Умирать не советую
Светлана Хорошилова
Состоятельный хозяин дома, красавица жена, сын бездельник – я наблюдаю за ними со стороны. Кажется, они начали догадываться о моем присутствии. Желание мести сделало меня одержимой, и день изо дня я хладнокровно строю планы: кто из них первым поплатится за мою смерть?
Светлана Хорошилова
Умирать не советую
Мне хорошо знаком этот проспект…
Здесь лучшие магазины в городе – я часто останавливалась возле витрин и разглядывала модели, представленные на манекенах, соблазнялась на новинки… Бывало, мы назначали встречи в этом районе, на аллее, где полукругом стоят скамейки и наблюдали за стаей воркующих голубей. Я кидала им хлеб…
Но те времена прошли. Теперь я иду по той же знакомой брусчатке босая, изучаю застывших манекенов и чувствую себя в порядке хотя бы от того, что способна передвигаться и ощущать, как кожу холодит дуновение ветра – я есть, я живу, я существую. Все куда-то спешат, а я разглядываю этот мир, людей в этом мире, пытаюсь угадать, что связывает их друг с другом, куда они бегут, о чём думают…
В отличии от них мне торопиться некуда. Я замедляю шаг, останавливаюсь – достаточно одной моей мысли, чтобы я почувствовала невесомость, закрываю глаза – слышу только удары своего сердца… Открываю: люди бегут, как прежде, но я наблюдаю за ними с высоты – они превращаются в поток, постепенно поток изливается в море, в свою очередь море впадает в океан и так до бесконечности… Месяцы, или годы – я точно не помню. Теперь не имеет значения сколько времени я наблюдаю за жизнью со стороны. Поверьте, раньше я не обращала на эту суету никакого внимания, тем более меня не интересовали мысли совершенно посторонних горожан – тогда я не всматривалась в их лица, они меня не волновали. Но всё изменилось в один роковой день.
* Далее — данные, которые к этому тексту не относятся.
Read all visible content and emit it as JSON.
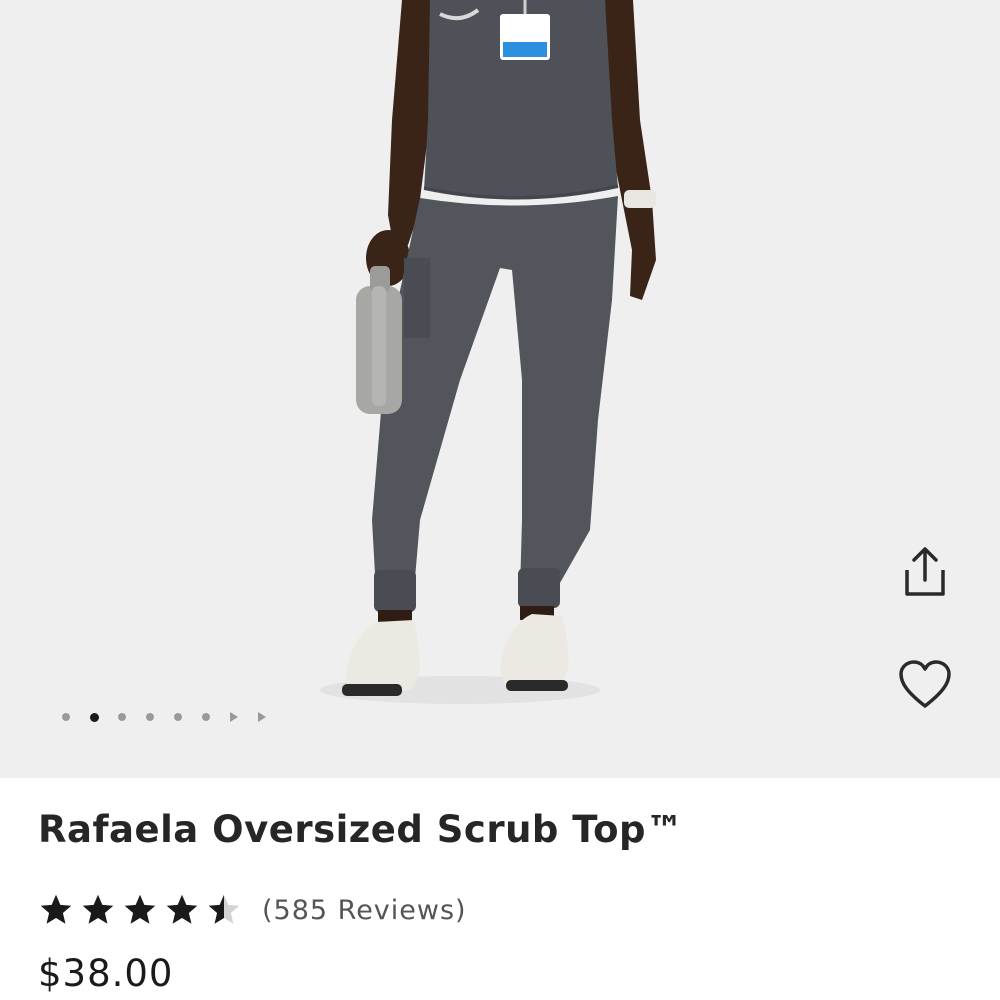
{
  "product": {
    "title": "Rafaela Oversized Scrub Top™",
    "rating": 4.5,
    "rating_max": 5,
    "reviews_label": "(585 Reviews)",
    "price": "$38.00"
  },
  "gallery": {
    "image_description": "Model wearing charcoal scrub top and jogger pants, holding a gray water bottle, white sneakers",
    "slide_count": 8,
    "active_slide": 2
  },
  "actions": {
    "share_icon": "share-icon",
    "favorite_icon": "heart-icon"
  },
  "colors": {
    "hero_background": "#efefef",
    "scrub": "#4f5158",
    "title_text": "#262626",
    "star": "#1a1a1a"
  }
}
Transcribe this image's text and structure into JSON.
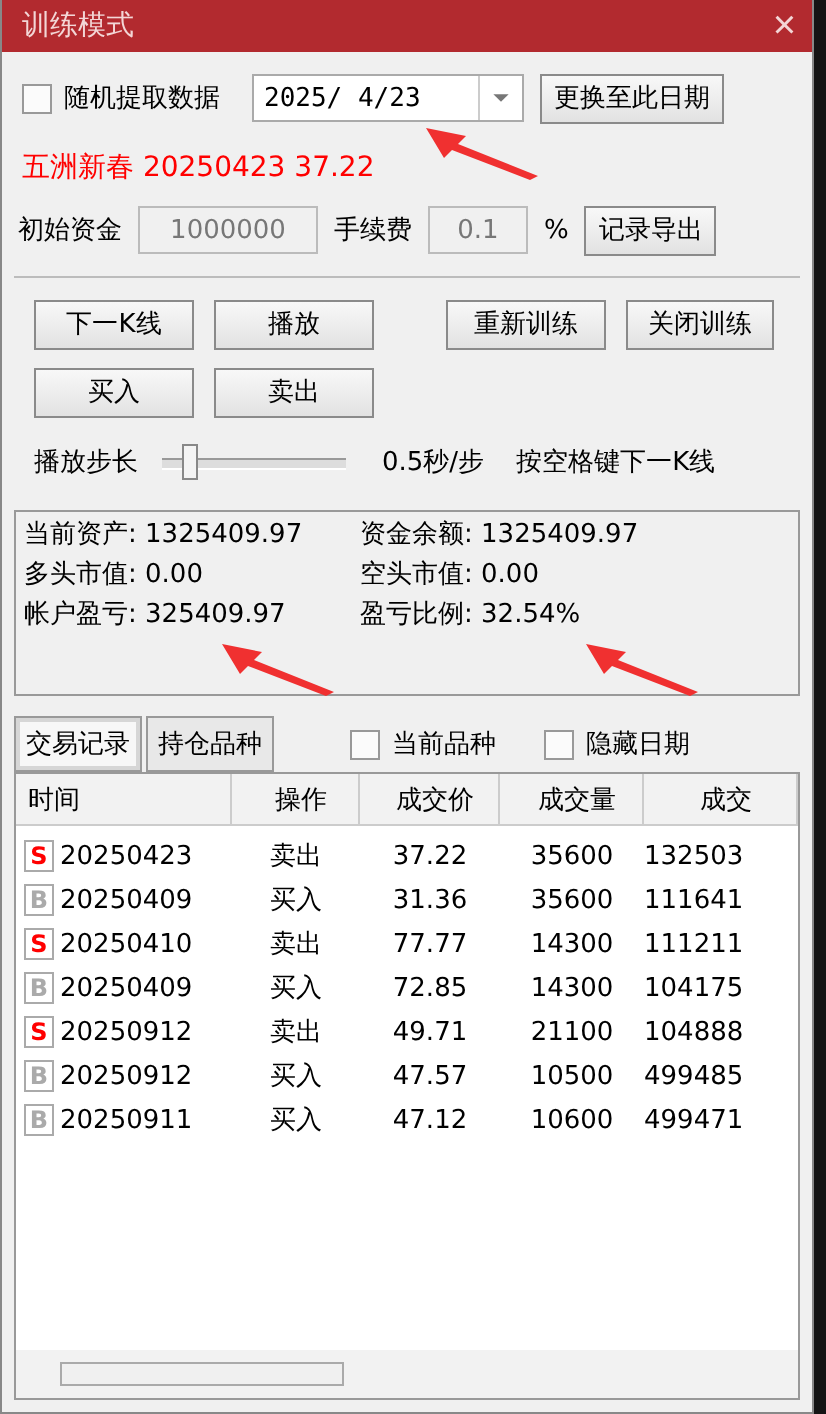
{
  "window": {
    "title": "训练模式",
    "close": "×"
  },
  "random_data": {
    "label": "随机提取数据",
    "checked": false
  },
  "date_field": {
    "value": "2025/ 4/23"
  },
  "change_date_button": "更换至此日期",
  "stock_line": "五洲新春 20250423 37.22",
  "initial_funds": {
    "label": "初始资金",
    "value": "1000000",
    "disabled": true
  },
  "fee": {
    "label": "手续费",
    "value": "0.1",
    "unit": "%",
    "disabled": true
  },
  "export_button": "记录导出",
  "buttons_row1": [
    "下一K线",
    "播放",
    "重新训练",
    "关闭训练"
  ],
  "buttons_row2": [
    "买入",
    "卖出"
  ],
  "step": {
    "label": "播放步长",
    "level": 0.15,
    "reading": "0.5秒/步",
    "hint": "按空格键下一K线"
  },
  "stats": [
    {
      "label": "当前资产:",
      "value": "1325409.97"
    },
    {
      "label": "资金余额:",
      "value": "1325409.97"
    },
    {
      "label": "多头市值:",
      "value": "0.00"
    },
    {
      "label": "空头市值:",
      "value": "0.00"
    },
    {
      "label": "帐户盈亏:",
      "value": "325409.97"
    },
    {
      "label": "盈亏比例:",
      "value": "32.54%"
    }
  ],
  "tabs": [
    {
      "label": "交易记录",
      "selected": true
    },
    {
      "label": "持仓品种",
      "selected": false
    }
  ],
  "filters": [
    {
      "label": "当前品种",
      "checked": false
    },
    {
      "label": "隐藏日期",
      "checked": false
    }
  ],
  "table": {
    "columns": [
      "时间",
      "操作",
      "成交价",
      "成交量",
      "成交"
    ],
    "rows": [
      {
        "kind": "sell",
        "badge": "S",
        "cells": [
          "20250423",
          "卖出",
          "37.22",
          "35600",
          "132503"
        ]
      },
      {
        "kind": "buy",
        "badge": "B",
        "cells": [
          "20250409",
          "买入",
          "31.36",
          "35600",
          "111641"
        ]
      },
      {
        "kind": "sell",
        "badge": "S",
        "cells": [
          "20250410",
          "卖出",
          "77.77",
          "14300",
          "111211"
        ]
      },
      {
        "kind": "buy",
        "badge": "B",
        "cells": [
          "20250409",
          "买入",
          "72.85",
          "14300",
          "104175"
        ]
      },
      {
        "kind": "sell",
        "badge": "S",
        "cells": [
          "20250912",
          "卖出",
          "49.71",
          "21100",
          "104888"
        ]
      },
      {
        "kind": "buy",
        "badge": "B",
        "cells": [
          "20250912",
          "买入",
          "47.57",
          "10500",
          "499485"
        ]
      },
      {
        "kind": "buy",
        "badge": "B",
        "cells": [
          "20250911",
          "买入",
          "47.12",
          "10600",
          "499471"
        ]
      }
    ]
  }
}
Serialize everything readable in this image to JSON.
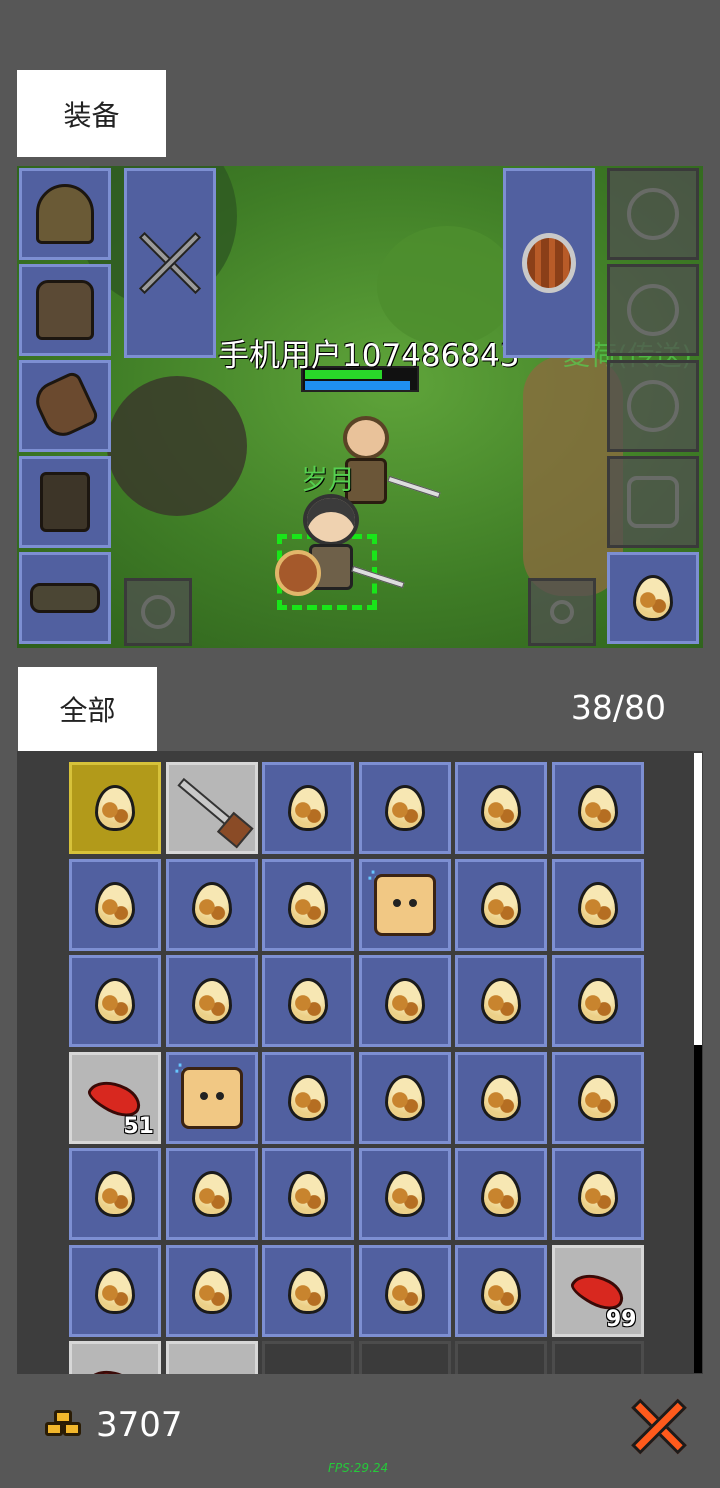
{
  "equipment": {
    "tab_label": "装备",
    "slots_left": [
      {
        "icon": "helmet-icon"
      },
      {
        "icon": "body-armor-icon"
      },
      {
        "icon": "gloves-icon"
      },
      {
        "icon": "boots-icon"
      },
      {
        "icon": "belt-icon"
      }
    ],
    "weapon_slot": {
      "icon": "crossed-swords-icon"
    },
    "offhand_slot": {
      "icon": "round-shield-icon"
    },
    "accessory_slots": [
      {
        "icon": "amulet-placeholder-icon"
      },
      {
        "icon": "ring-placeholder-icon"
      },
      {
        "icon": "ring-placeholder-icon"
      },
      {
        "icon": "pet-placeholder-icon"
      }
    ],
    "egg_slot": {
      "icon": "egg-icon"
    }
  },
  "scene": {
    "player_name": "手机用户107486843",
    "npc_name": "岁月",
    "npc2_name": "夏荷(传送)",
    "player_hp_fraction": 0.7,
    "player_mp_fraction": 0.95
  },
  "inventory": {
    "tab_label": "全部",
    "count": "38/80",
    "rows": [
      [
        {
          "type": "egg",
          "style": "gold"
        },
        {
          "type": "sword",
          "style": "gray"
        },
        {
          "type": "egg"
        },
        {
          "type": "egg"
        },
        {
          "type": "egg"
        },
        {
          "type": "egg"
        }
      ],
      [
        {
          "type": "egg"
        },
        {
          "type": "egg"
        },
        {
          "type": "egg"
        },
        {
          "type": "pet"
        },
        {
          "type": "egg"
        },
        {
          "type": "egg"
        }
      ],
      [
        {
          "type": "egg"
        },
        {
          "type": "egg"
        },
        {
          "type": "egg"
        },
        {
          "type": "egg"
        },
        {
          "type": "egg"
        },
        {
          "type": "egg"
        }
      ],
      [
        {
          "type": "meat",
          "style": "gray",
          "qty": "51"
        },
        {
          "type": "pet"
        },
        {
          "type": "egg"
        },
        {
          "type": "egg"
        },
        {
          "type": "egg"
        },
        {
          "type": "egg"
        }
      ],
      [
        {
          "type": "egg"
        },
        {
          "type": "egg"
        },
        {
          "type": "egg"
        },
        {
          "type": "egg"
        },
        {
          "type": "egg"
        },
        {
          "type": "egg"
        }
      ],
      [
        {
          "type": "egg"
        },
        {
          "type": "egg"
        },
        {
          "type": "egg"
        },
        {
          "type": "egg"
        },
        {
          "type": "egg"
        },
        {
          "type": "meat",
          "style": "gray",
          "qty": "99"
        }
      ],
      [
        {
          "type": "meat",
          "style": "gray"
        },
        {
          "type": "chest",
          "style": "gray"
        },
        {
          "type": "empty",
          "style": "dark"
        },
        {
          "type": "empty",
          "style": "dark"
        },
        {
          "type": "empty",
          "style": "dark"
        },
        {
          "type": "empty",
          "style": "dark"
        }
      ]
    ]
  },
  "footer": {
    "gold_amount": "3707",
    "fps": "FPS:29.24",
    "close_icon": "close-x-icon"
  },
  "colors": {
    "background": "#575757",
    "slot_blue": "#5160a0",
    "slot_border": "#7d8fd2",
    "selected_gold": "#b29a1a",
    "name_green": "#56d050",
    "fps_green": "#25c93a",
    "close_orange": "#ff5a1c"
  }
}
С той минуты, когда захлопнулась дверь за спиной одного негодяя, который вторгся в наш дом, прошло ровно час пятнадцать. Я не отслеживала на часах пройденный промежуток времени, самый чудовищный в моём сознании… Я определила, когда телефон, брошенный мною на подоконник, отзвонил напоминанием, исполнил ненавязчивую мелодию из мира живых – за мгновенье до внезапного вторжения этого монстра я выставила будильник, чтобы не прозевать удобный момент для выхода. Теперь было неважно куда…
За кухонным столом сидели двое: одна из них – я, напротив – моя сестра, и обе были мертвы… До сих пор витал запах жареного картофеля, приправленного специями – сестра умеет его готовить лучше, чем кто-либо. Мясная вырезка, запечённая в фольге по новому рецепту, давно остыла, я к ней так и не успела притронуться, не смогла оценить степень мастерства дорогой сестрицы в ходе кулинарного эксперимента. Мои руки свесились вниз. Всё это время я ломала голову – как ими пошевелить… Но я не могла.
На лице сестры застыла гримаса, похожая на улыбку. Это постоянное выражение добродушия всегда было её визитной карточкой, в данный момент оно наоборот относилось к таким понятиям, как послесловие, послевкусие… Я бы сказала: послесмертие… Она смотрела на меня полуоткрытыми глазами, касаясь щекой содержимого тарелки, и вместо упрёка её лицо говорило мне: не беспокойся, всё хорошо. Она смотрела не на мой обмякший труп со свешенной вперёд головой, а именно на меня, сидящую на полу у окна в состоянии неопределённости… Кажется, за эти час пятнадцать я прошла все этапы: сначала шок, затем отрицание собственной смерти, теперь – апатия, безысходность…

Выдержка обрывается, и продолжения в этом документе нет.